See is it me, or does this system only apply to rather simple operations?
"the recovered companies challenge capitalism's most cherished ideal: the sanctity of private property."
but NON!
in fact the basis for capitalist partnerships (cooperatives), is perfectly within the theory of private property, it is those blasted marxists who destroy this base.
this is excellent news, and shows that democracy, specifically economic democracy, is not only possible but once up and running is infinitely more productive than either state/party control (stupid old lefties), or neo-feudal hierarchical capitalism (stupid old money).
it is a *good* sign that moronic lefties are incensed by these 'non-theory' companies and workers, and brings to mind that the first thing the bolsheviks did upon defeating the white russians, was to turn upon the actual soviets themselves, and brutally enforce Party control and ownership.
the same is happening in cuba, the strongest part of the economy are those farms and companies that have turned into cooperatives, nevermind the bleating from some that it is 'betraying the revolution'.
when both reactionary stalinists/maoists and reactionary neo-fascists both raise up on their hind legs and wave their trotters at something, you know there is probably some gold hidden beneath it.
and gold it is.
excellent report, thank you. Its nice to have some good news for a change!
peace.
"See is it me, or does this system only apply to rather simple operations?"
Nah, you pose a very good question. I thought I read somewhere that said that only factories with simple/low-cost capital can really be reclaimed. Now that seems like the intuitive conclusion but is it really the case?

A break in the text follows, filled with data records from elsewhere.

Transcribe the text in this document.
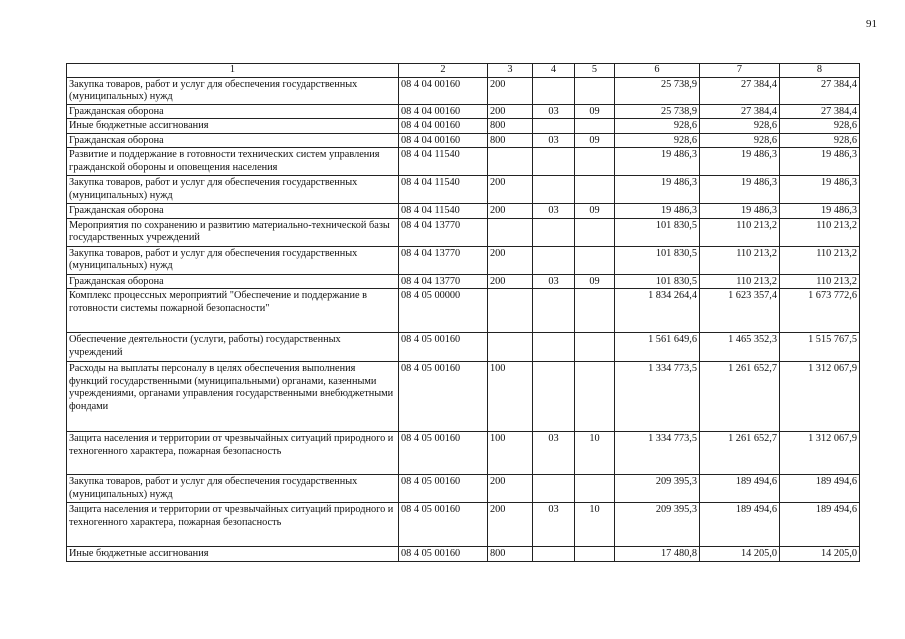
91
1	2	3	4	5	6	7	8
Закупка товаров, работ и услуг для обеспечения государственных (муниципальных) нужд	08 4 04 00160	200			25 738,9	27 384,4	27 384,4
Гражданская оборона	08 4 04 00160	200	03	09	25 738,9	27 384,4	27 384,4
Иные бюджетные ассигнования	08 4 04 00160	800			928,6	928,6	928,6
Гражданская оборона	08 4 04 00160	800	03	09	928,6	928,6	928,6
Развитие и поддержание в готовности технических систем управления гражданской обороны и оповещения населения	08 4 04 11540				19 486,3	19 486,3	19 486,3
Закупка товаров, работ и услуг для обеспечения государственных (муниципальных) нужд	08 4 04 11540	200			19 486,3	19 486,3	19 486,3
Гражданская оборона	08 4 04 11540	200	03	09	19 486,3	19 486,3	19 486,3
Мероприятия по сохранению и развитию материально-технической базы государственных учреждений	08 4 04 13770				101 830,5	110 213,2	110 213,2
Закупка товаров, работ и услуг для обеспечения государственных (муниципальных) нужд	08 4 04 13770	200			101 830,5	110 213,2	110 213,2
Гражданская оборона	08 4 04 13770	200	03	09	101 830,5	110 213,2	110 213,2
Комплекс процессных мероприятий "Обеспечение и поддержание в готовности системы пожарной безопасности"	08 4 05 00000				1 834 264,4	1 623 357,4	1 673 772,6
Обеспечение деятельности (услуги, работы) государственных учреждений	08 4 05 00160				1 561 649,6	1 465 352,3	1 515 767,5
Расходы на выплаты персоналу в целях обеспечения выполнения функций государственными (муниципальными) органами, казенными учреждениями, органами управления государственными внебюджетными фондами	08 4 05 00160	100			1 334 773,5	1 261 652,7	1 312 067,9
Защита населения и территории от чрезвычайных ситуаций природного и техногенного характера, пожарная безопасность	08 4 05 00160	100	03	10	1 334 773,5	1 261 652,7	1 312 067,9
Закупка товаров, работ и услуг для обеспечения государственных (муниципальных) нужд	08 4 05 00160	200			209 395,3	189 494,6	189 494,6
Защита населения и территории от чрезвычайных ситуаций природного и техногенного характера, пожарная безопасность	08 4 05 00160	200	03	10	209 395,3	189 494,6	189 494,6
Иные бюджетные ассигнования	08 4 05 00160	800			17 480,8	14 205,0	14 205,0
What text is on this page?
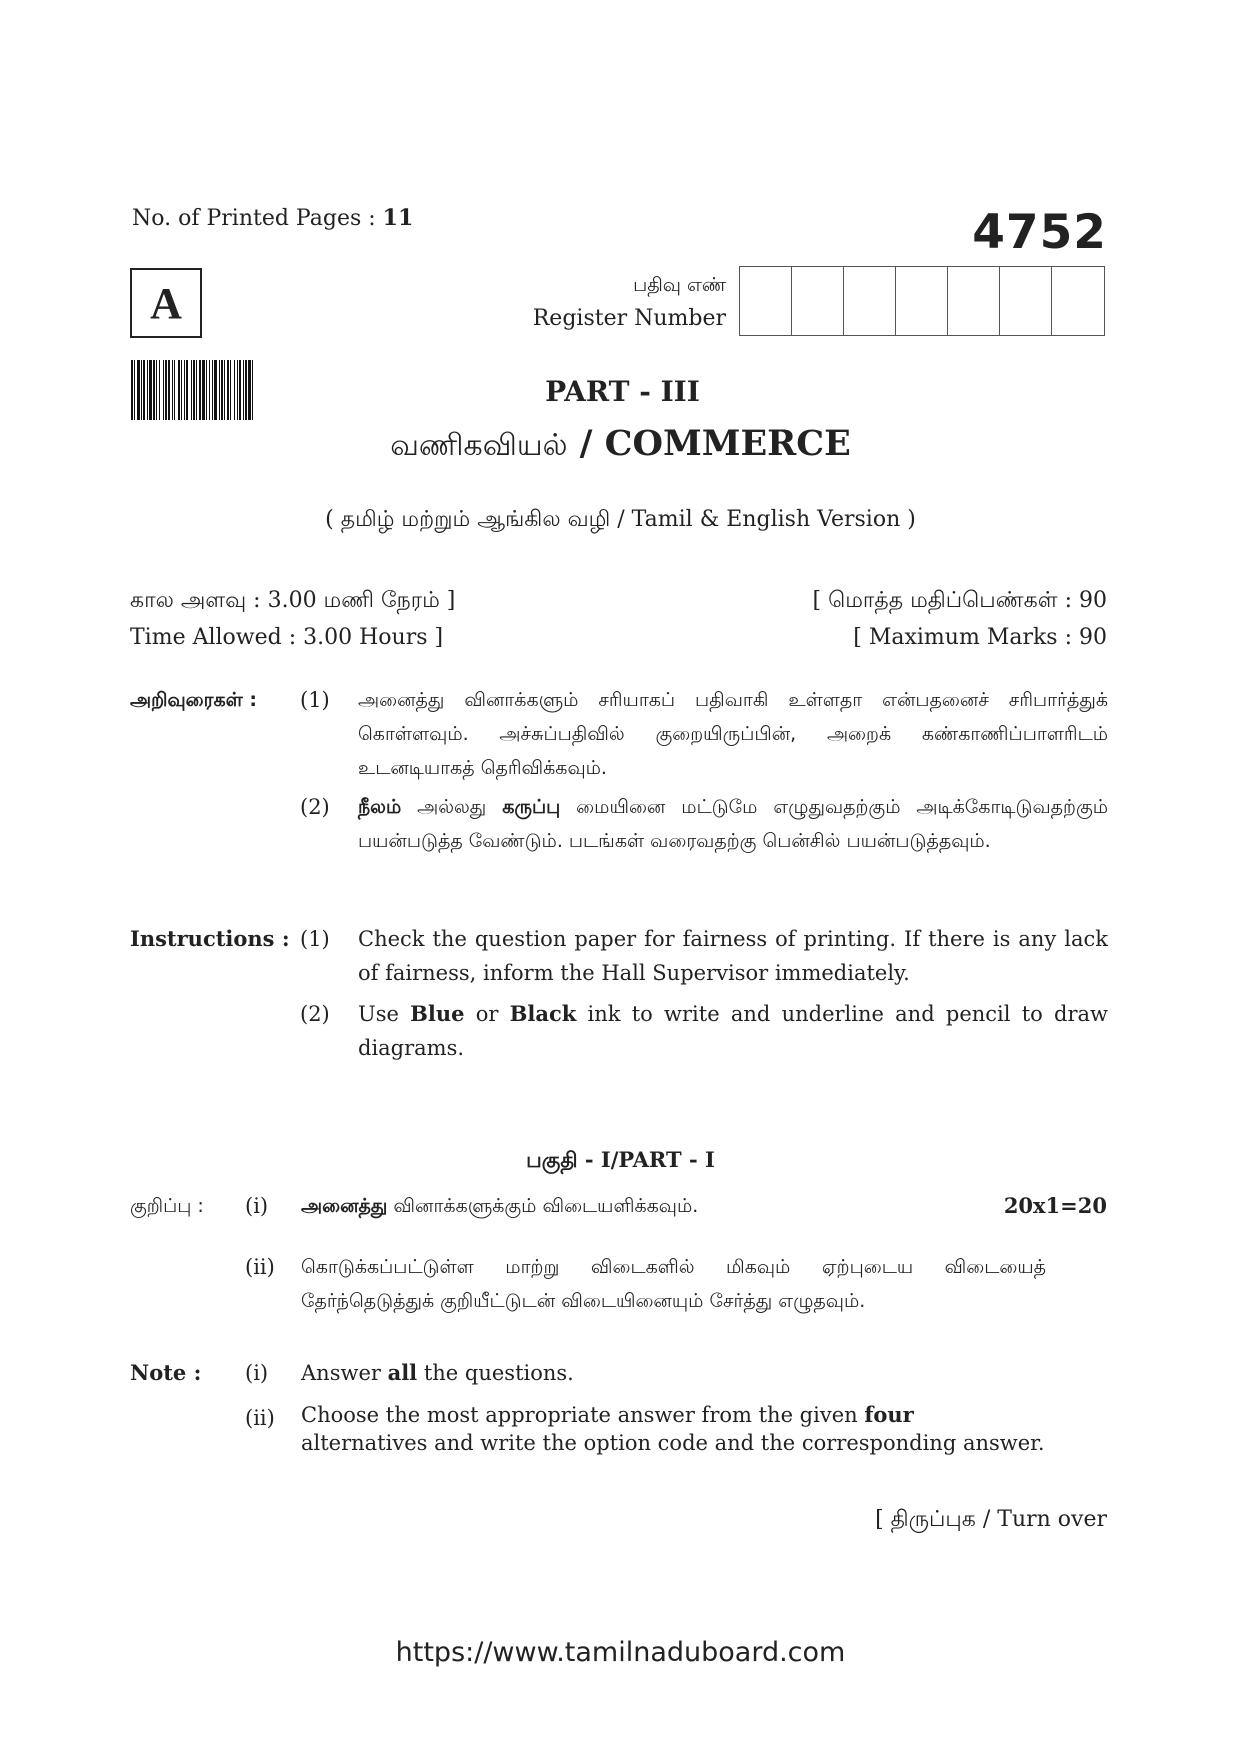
No. of Printed Pages : 11	4752
A	பதிவு எண்
Register Number
PART - III
வணிகவியல் / COMMERCE
( தமிழ் மற்றும் ஆங்கில வழி / Tamil & English Version )
கால அளவு : 3.00 மணி நேரம் ]
Time Allowed : 3.00 Hours ]
[ மொத்த மதிப்பெண்கள் : 90
[ Maximum Marks : 90
அறிவுரைகள் : (1) அனைத்து வினாக்களும் சரியாகப் பதிவாகி உள்ளதா என்பதனைச் சரிபார்த்துக் கொள்ளவும். அச்சுப்பதிவில் குறையிருப்பின், அறைக் கண்காணிப்பாளரிடம் உடனடியாகத் தெரிவிக்கவும்.
(2) நீலம் அல்லது கருப்பு மையினை மட்டுமே எழுதுவதற்கும் அடிக்கோடிடுவதற்கும் பயன்படுத்த வேண்டும். படங்கள் வரைவதற்கு பென்சில் பயன்படுத்தவும்.
Instructions : (1) Check the question paper for fairness of printing. If there is any lack of fairness, inform the Hall Supervisor immediately.
(2) Use Blue or Black ink to write and underline and pencil to draw diagrams.
பகுதி - I/PART - I
20x1=20
குறிப்பு : (i) அனைத்து வினாக்களுக்கும் விடையளிக்கவும்.
(ii) கொடுக்கப்பட்டுள்ள மாற்று விடைகளில் மிகவும் ஏற்புடைய விடையைத் தேர்ந்தெடுத்துக் குறியீட்டுடன் விடையினையும் சேர்த்து எழுதவும்.
Note : (i) Answer all the questions.
(ii) Choose the most appropriate answer from the given four alternatives and write the option code and the corresponding answer.
[ திருப்புக / Turn over
https://www.tamilnaduboard.com
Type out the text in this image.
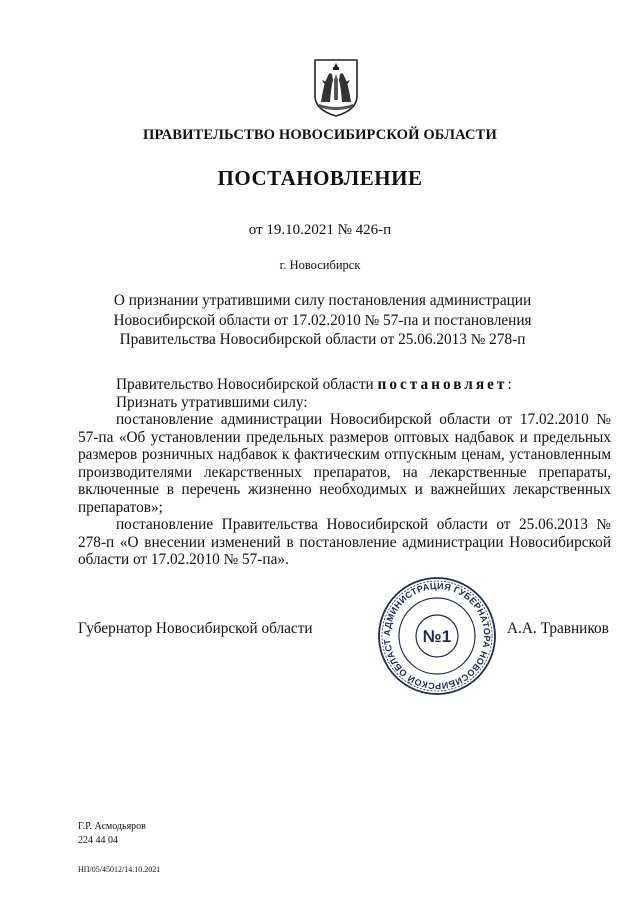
ПРАВИТЕЛЬСТВО НОВОСИБИРСКОЙ ОБЛАСТИ
ПОСТАНОВЛЕНИЕ
от 19.10.2021 № 426-п
г. Новосибирск
О признании утратившими силу постановления администрации Новосибирской области от 17.02.2010 № 57-па и постановления Правительства Новосибирской области от 25.06.2013 № 278-п
Правительство Новосибирской области постановляет:
Признать утратившими силу:
постановление администрации Новосибирской области от 17.02.2010 № 57-па «Об установлении предельных размеров оптовых надбавок и предельных размеров розничных надбавок к фактическим отпускным ценам, установленным производителями лекарственных препаратов, на лекарственные препараты, включенные в перечень жизненно необходимых и важнейших лекарственных препаратов»;
постановление Правительства Новосибирской области от 25.06.2013 № 278-п «О внесении изменений в постановление администрации Новосибирской области от 17.02.2010 № 57-па».
Губернатор Новосибирской области	АДМИНИСТРАЦИЯ ГУБЕРНАТОРА НОВОСИБИРСКОЙ ОБЛАСТ	№1	А.А. Травников
Г.Р. Асмодьяров
224 44 04
НП/05/45012/14.10.2021
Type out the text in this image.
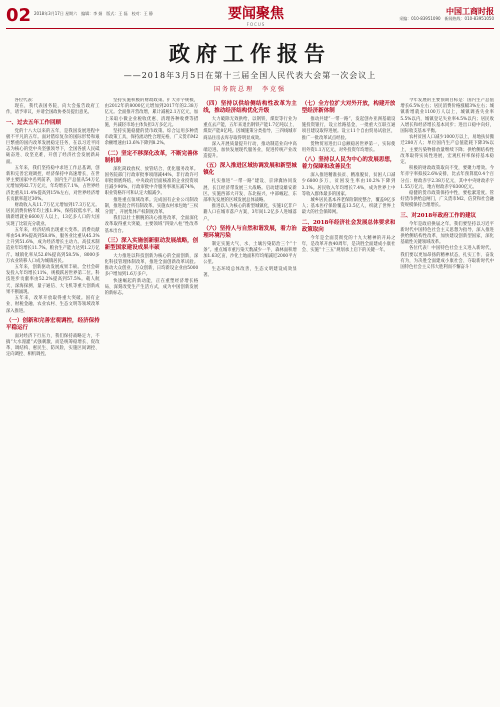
02 2018年3月17日 星期六　编辑：李 娟　版式：王 磊　校对：王 静	要闻聚焦
FOCUS
中国工商时报
采编：010-83951090　新闻热线：010-83951050
政府工作报告
——2018年3月5日在第十三届全国人民代表大会第一次会议上
国务院总理　李克强

各位代表：

现在，我代表国务院，向大会报告政府工作，请予审议，并请全国政协委员提出意见。

一、过去五年工作回顾

党的十八大以来的五年，是我国发展进程中极不平凡的五年。面对错综复杂的国际形势和艰巨繁重的国内改革发展稳定任务，在以习近平同志为核心的党中央坚强领导下，全国各族人民砥砺奋进、攻坚克难，开创了经济社会发展新局面。

五年来，我们坚持稳中求进工作总基调，创新和完善宏观调控，经济保持中高速增长，在世界主要国家中名列前茅，国内生产总值从54万亿元增加到82.7万亿元，年均增长7.1%，占世界经济比重从11.4%提高到15%左右，对世界经济增长贡献率超过30%。

财政收入从11.7万亿元增加到17.3万亿元。居民消费价格年均上涨1.9%，保持较低水平。城镇新增就业6600万人以上，13亿多人口的大国实现了比较充分就业。

五年来，经济结构出现重大变革。消费贡献率由54.9%提高到58.8%，服务业比重从45.3%上升到51.6%，成为经济增长主动力。高技术制造业年均增长11.7%。粮食生产能力达到1.2万亿斤。城镇化率从52.6%提高到58.5%，8000多万农业转移人口成为城镇居民。

五年来，创新驱动发展成果丰硕。全社会研发投入年均增长11%，规模跃居世界第二位。科技进步贡献率由52.2%提高到57.5%。载人航天、深海探测、量子通信、大飞机等重大创新成果不断涌现。

五年来，改革开放取得重大突破。国有企业、财税金融、农业农村、生态文明等领域改革深入推进。

（一）创新和完善宏观调控，经济保持平稳运行

面对经济下行压力，我们保持战略定力，不搞“大水漫灌”式强刺激，而是统筹稳增长、促改革、调结构、惠民生、防风险，实施区间调控、定向调控、相机调控。

坚持实施积极的财政政策。扩大赤字规模，由2012年的8000亿元增加到2017年的2.38万亿元。全面推开营改增，累计减税2.1万亿元，加上采取小微企业税收优惠、清理各种收费等措施，共减轻市场主体负担3万多亿元。

坚持实施稳健的货币政策。综合运用多种货币政策工具，保持流动性合理充裕，广义货币M2余额增速由13.6%下降到8.2%。

（二）坚定不移深化改革，不断完善体制机制

深化简政放权、放管结合、优化服务改革。国务院部门行政审批事项削减44%，非行政许可审批彻底终结，中央政府层面核准的企业投资项目减少90%，行政审批中介服务事项压减74%，职业资格许可和认定大幅减少。

推进重点领域改革。完成国有企业公司制改制，推进混合所有制改革。实施农村承包地“三权分置”，开展集体产权制度改革。

我们以壮士断腕的决心推进改革，全面深化改革取得重大突破，主要领域“四梁八柱”性改革基本出台。

（三）深入实施创新驱动发展战略，创新型国家建设成果丰硕

大力推进以科技创新为核心的全面创新，深化科技管理体制改革，推进全面创新改革试验。推动大众创业、万众创新，日均新设企业由5000多户增加到1.6万多户。

快速崛起的新动能，正在重塑经济增长格局、深刻改变生产生活方式，成为中国创新发展的新标志。

（四）坚持以供给侧结构性改革为主线，推动经济结构优化升级

大力破除无效供给，以钢铁、煤炭等行业为重点去产能，五年来退出钢铁产能1.7亿吨以上、煤炭产能8亿吨。因城施策分类指导，三四线城市商品住房去库存取得明显成效。

深入开展质量提升行动，推动制造业向中高端迈进。加快发展现代服务业，促进传统产业改造提升。

（五）深入推进区域协调发展和新型城镇化

扎实推进“一带一路”建设、京津冀协同发展、长江经济带发展三大战略。启动建设雄安新区。实施西部大开发、东北振兴、中部崛起、东部率先发展的区域发展总体战略。

推进以人为核心的新型城镇化，实施1亿非户籍人口在城市落户方案，3年间1.2亿多人进城落户。

（六）坚持人与自然和谐发展，着力治理环境污染

制定实施大气、水、土壤污染防治三个“十条”。重点城市重污染天数减少一半，森林面积增加1.63亿亩，沙化土地面积年均缩减近2000平方公里。

生态环境总体改善，生态文明建设成效显著。

（七）全方位扩大对外开放，构建开放型经济新体制

推动共建“一带一路”，发起创办亚洲基础设施投资银行，设立丝路基金，一批重大互联互通项目建设取得进展。设立11个自由贸易试验区，推广一批改革试点经验。

货物贸易进出口总额稳居世界第一，实际使用外资1.1万亿元，对外投资年均增长。

（八）坚持以人民为中心的发展思想，着力保障和改善民生

深入推进精准扶贫、精准脱贫，贫困人口减少6800多万，贫困发生率由10.2%下降到3.1%。居民收入年均增长7.4%，成为世界上中等收入群体最多的国家。

城乡居民基本养老保险制度整合，覆盖9亿多人；基本医疗保险覆盖13.5亿人，织就了世界上最大的社会保障网。

二、2018年经济社会发展总体要求和政策取向

今年是全面贯彻党的十九大精神的开局之年，是改革开放40周年，是决胜全面建成小康社会、实施“十三五”规划承上启下的关键一年。

今年发展的主要预期目标是：国内生产总值增长6.5%左右；居民消费价格涨幅3%左右；城镇新增就业1100万人以上，城镇调查失业率5.5%以内，城镇登记失业率4.5%以内；居民收入增长和经济增长基本同步；进出口稳中向好，国际收支基本平衡。

农村贫困人口减少1000万以上，易地扶贫搬迁280万人；单位国内生产总值能耗下降3%以上，主要污染物排放量继续下降；供给侧结构性改革取得实质性进展，宏观杠杆率保持基本稳定。

积极的财政政策取向不变，要聚力增效。今年赤字率拟按2.6%安排，比去年预算低0.4个百分点；财政赤字2.38万亿元，其中中央财政赤字1.55万亿元，地方财政赤字8300亿元。

稳健的货币政策保持中性，要松紧适度。管好货币供给总闸门，广义货币M2、信贷和社会融资规模保持合理增长。

三、对2018年政府工作的建议

今年是政府换届之年。我们要坚持以习近平新时代中国特色社会主义思想为指导，深入推进供给侧结构性改革，加快建设创新型国家，深化基础性关键领域改革。

各位代表！中国特色社会主义进入新时代，我们要以更加昂扬的精神状态，扎实工作、奋发有为，为决胜全面建成小康社会、夺取新时代中国特色社会主义伟大胜利而不懈奋斗！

If a cooperative could prove their stability and effectivness, what's stopping them from getting a loan to upkeep that capital?
And on the issue of innovation, a worker-run business would still be a competitive business which would keep it innovating some.. how you'd balance an R&D sector is another question though..
The correct name of Brazil's MST is Movimento dos Trabalhadores Rurais Sem Terra. This article spelled its name in truncated form in Spanish, which is not Brazil's national language.